自分を大切にしたい

 わたしが置いたものがそのままになっている。何だかそれがとても不思議で奇妙なことのように思えてきて、こわくなる。本当にわたしは数分前にもそこに存在していたのだろうか。もしかしたら、いなかったんじゃないか。そんな哲学病みたいなことをただ漠然と考えてしまう。
 わたしがあるということ。そして、わたしがわたしとして存続し続けていること。これがどうやら調子が下り坂に差し掛かってくると、不確定な感じがしてきてしまうのだ。
 目の前には鮮明に景色が映っている。けれど、どこか違和感がある。これが統合失調症の症状なのだろうか。離人感があるわけでもない。ただ、何というか不気味なのだ。
 わたしが何かをする。そうすると、物の配置や何やらが変化する。そこまではいい。わたしがやったことなのだから、当然のことだ。何も難しいことはない。けれど、わたしが感じているのは、言葉にするのは難しいのだが、わたしが連続していることが疑わしくなってくる、と言ったらいいのだろうか。さっきから同じことばかり書いている。またか、と思わずお付き合い願いたい。
 今思うに、何か当たり前のことに違和感を感じだしているようなのだ。
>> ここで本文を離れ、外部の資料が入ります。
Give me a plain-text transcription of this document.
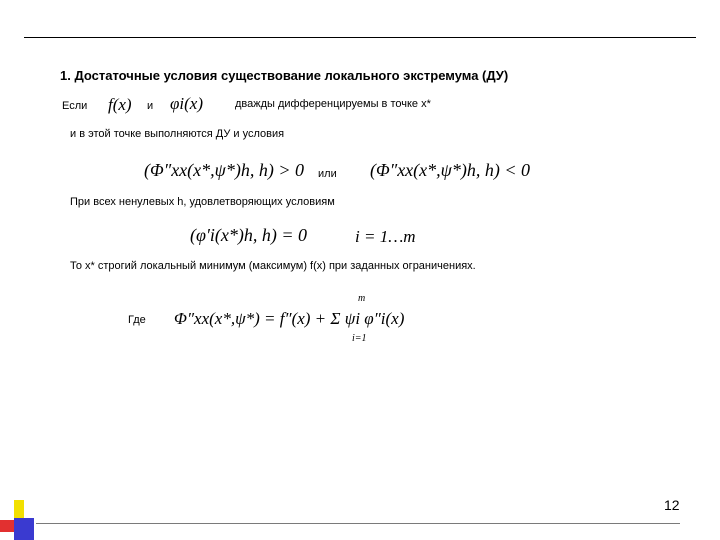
1. Достаточные условия существование локального экстремума (ДУ)
Если f(x) и φi(x)	дважды дифференцируемы в точке x*
и в этой точке выполняются ДУ и условия
(Φ″xx(x*,ψ*)h, h) > 0 или (Φ″xx(x*,ψ*)h, h) < 0
При всех ненулевых h, удовлетворяющих условиям
(φ′i(x*)h, h) = 0	i = 1…m
То x* строгий локальный минимум (максимум) f(x) при заданных ограничениях.
Где Φ″xx(x*,ψ*) = f″(x) + Σ ψi φ″i(x)
m
i=1
12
当たり前の日常に時折現れるはざまのようなもの。この感覚、精神医学的に適当な概念があるのかな? 今度精神科の外来に行った時に主治医に聞いてみよう。何か適切なアドバイスをしてくれるかもしれない。
 わたしは普通に考えれば、昨日も二日前もそれより前もずっと星大地で、明日も明後日もそれから先も死ぬまで星大地だ。しかし、その連続しているという当たり前のことが揺らいでくるようで苦しい。本当にさっきのわたしはここに物を動かしたのだろうか? 動かしたと記憶してはいる。が、本当はどうなのか? わたしはいなかったんじゃないか? わたしは何をしていたんだろう? たしかにわたしはわたしをしていたようには思う。もちろん、記憶においてもわたしはわたしをしていた。でも、それが何だか確信が持てない。わたしはおかしいのだろうか。おかしなことを言っているのだろうか。
 もしかしたら哲学においてもこれは難問なのかもしれない。その難問をわたしが統合失調症を通してリアルに体験していて、疑問に思っている。その可能性も浮上してきそうだ。
 考えてみれば、わたしがわたしとして連続した存在であるというのは、確証することができない。おそらくそうだろう。常識的に考えれば当たり前のこと、とその程度の確認しかできないように思う。
 実はわたしは1分前には別の人間だったという疑惑を払拭するのは不可能なことのようだ。あるのは記憶と物的証拠だけで、それを証明することなどはできるわけがない。まぁ、記憶と物的証拠があれば証明できると考えるのが常識的だけれど、それすらも捏造されている可能性がある。何者かによってわたしの記憶が捏造され、五感で感じることのできるものが歪められて、ありもしないものをわたしは知覚させられている。その可能性も否定することはできない。星さん、やばいのかな。ちといかれてるのかな。自分で自分がこわいよ。
 ちょっと被害妄想入りかけてる? 何者ってだれさ? それが分かったら苦労しないよ。まさに陰謀論を展開する星なのである。
 わたしが見て、さわって、ふれて、かぎ、味わうもの。それらが実は存在していなかった、という結末もあるかもしれない。
 その可能性を完全に葬り去ることはできない。だったらもう信じるしかないじゃないか。わたしが知覚しているものが幻ではなくて、真実だと信じるしかないのだ。これが哲学が信仰にシフトする瞬間なのではないかと思う。
 わたしが1分前にもわたしをしていたのか、確証することはできない。それなら、そのことを信じるしかない。そんな崖っぷちに追いやられているかのようなわたしなのである。
 わたしが存在すると信じる。1分前にも、昨日にも、二日前にもわたしがわたしであったことを信じる。いや、信じたい。もしかしたらすべてが幻であって、それをわたしの鋭敏さがとらえているだけなのかもしれないが、わたしは信じたい。わたしが連続してきて、これからも連続していくことを。
 こういうことを考えていてもらちが明かない。わたしはわたしの知覚の外側で知覚することができないからだ。
 それよりも朝散歩や生活を整えて調子よく快適に毎日を過ごせていけたらと思う。実は今日、朝散歩ができなかったんだ。(お風呂には入ったけど)で、物置の片付けを2時間ほどぶっ続けでやっていたら、この違和感が現れ始めた。きっとこれは無理をしてますよ、っていうわたしからの警告なんだ。
 自分をいたわって大切にしていきたいです。自分の体と心の声を聴く。この当たり前でありながら、なかなかできないこのことを忠実にやっていきたい。そうしたら、こういうこと考えなくなるんじゃないかな。違和感も感じなくなるんじゃないかな。自分を大切にしていきたい。